Coach Dennis Green sounded optimistic Reed would be back this season. Reed originally wanted to avoid surgery, but Rockswold said that could have led to further deterioration and possibly permanent damage.
"I think that's one of the reasons why they feel they had to do it now," Green said. "He was continuing to lose strength in it, so it was something that had to take place."
The injury is eerily familiar for the Vikings, both in its timing and its nature.
Quarterback Brad Johnson was lost for the season in early December last year when a herniated disk in his neck surfaced during the home game against Green Bay. Rockswold, who also did Johnson's surgery, said the injuries were similar.
Johnson's injury caused a major loss of strength in his throwing hand. He didn't recover enough to adequately direct Minnesota's offense until the middle of the preseason, a rehabilitation period of about eight months.

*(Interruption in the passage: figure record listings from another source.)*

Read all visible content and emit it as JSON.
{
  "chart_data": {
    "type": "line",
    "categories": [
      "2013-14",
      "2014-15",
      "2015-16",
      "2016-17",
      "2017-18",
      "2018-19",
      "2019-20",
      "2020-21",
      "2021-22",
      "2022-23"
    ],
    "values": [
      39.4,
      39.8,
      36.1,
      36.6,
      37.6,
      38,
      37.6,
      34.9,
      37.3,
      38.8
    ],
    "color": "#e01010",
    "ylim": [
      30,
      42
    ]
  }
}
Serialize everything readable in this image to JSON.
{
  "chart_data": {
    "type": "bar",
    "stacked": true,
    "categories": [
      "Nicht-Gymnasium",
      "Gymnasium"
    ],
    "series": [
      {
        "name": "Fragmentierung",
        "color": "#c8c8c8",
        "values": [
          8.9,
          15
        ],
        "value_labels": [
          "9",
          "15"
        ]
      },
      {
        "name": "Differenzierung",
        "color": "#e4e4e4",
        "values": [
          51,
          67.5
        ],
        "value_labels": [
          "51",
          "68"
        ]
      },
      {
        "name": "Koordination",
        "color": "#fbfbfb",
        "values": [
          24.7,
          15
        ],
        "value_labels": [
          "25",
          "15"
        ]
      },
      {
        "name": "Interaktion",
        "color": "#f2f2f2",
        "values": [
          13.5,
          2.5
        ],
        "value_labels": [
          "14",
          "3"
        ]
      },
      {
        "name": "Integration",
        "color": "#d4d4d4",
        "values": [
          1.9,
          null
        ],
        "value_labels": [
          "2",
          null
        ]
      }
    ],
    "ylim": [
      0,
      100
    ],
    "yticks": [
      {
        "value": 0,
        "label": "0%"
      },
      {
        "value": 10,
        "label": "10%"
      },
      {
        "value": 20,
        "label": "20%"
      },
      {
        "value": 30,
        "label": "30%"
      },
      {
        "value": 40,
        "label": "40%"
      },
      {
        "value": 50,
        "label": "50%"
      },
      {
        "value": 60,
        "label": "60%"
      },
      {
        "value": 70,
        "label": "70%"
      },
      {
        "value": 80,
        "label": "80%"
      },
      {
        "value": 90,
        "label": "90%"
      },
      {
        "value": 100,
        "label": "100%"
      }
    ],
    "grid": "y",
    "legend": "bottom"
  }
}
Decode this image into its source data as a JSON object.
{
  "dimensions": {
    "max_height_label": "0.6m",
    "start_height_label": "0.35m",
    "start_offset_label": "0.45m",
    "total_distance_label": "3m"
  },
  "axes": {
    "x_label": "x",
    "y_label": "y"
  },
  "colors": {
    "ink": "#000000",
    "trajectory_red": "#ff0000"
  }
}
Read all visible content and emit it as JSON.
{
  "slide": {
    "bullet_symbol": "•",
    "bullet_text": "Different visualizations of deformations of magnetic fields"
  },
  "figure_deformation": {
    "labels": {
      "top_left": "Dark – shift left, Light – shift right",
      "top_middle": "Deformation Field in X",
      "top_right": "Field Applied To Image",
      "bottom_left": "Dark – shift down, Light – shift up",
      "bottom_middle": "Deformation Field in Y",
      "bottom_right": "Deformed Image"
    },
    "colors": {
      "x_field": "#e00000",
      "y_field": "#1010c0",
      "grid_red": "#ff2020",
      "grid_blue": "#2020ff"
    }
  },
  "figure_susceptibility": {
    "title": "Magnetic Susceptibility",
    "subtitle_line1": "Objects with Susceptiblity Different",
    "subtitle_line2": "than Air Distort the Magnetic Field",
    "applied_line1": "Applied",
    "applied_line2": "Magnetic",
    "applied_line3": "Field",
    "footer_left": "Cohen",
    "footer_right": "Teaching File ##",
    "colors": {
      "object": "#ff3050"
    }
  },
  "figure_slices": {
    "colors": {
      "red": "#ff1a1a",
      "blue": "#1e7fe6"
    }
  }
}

Reed's recovery should be much quicker because the effected muscles are larger and should heal more easily, the doctors said. Reed should be ready to began rehab next week.
"The nerve root should recover and we'd be very hopeful that the strength in his foot should come back," Rockswold said. "It's difficult to put a timetable (on Reed's recovery). We'll know better in a couple weeks, seeing how he responds to the surgery and how his strength comes along."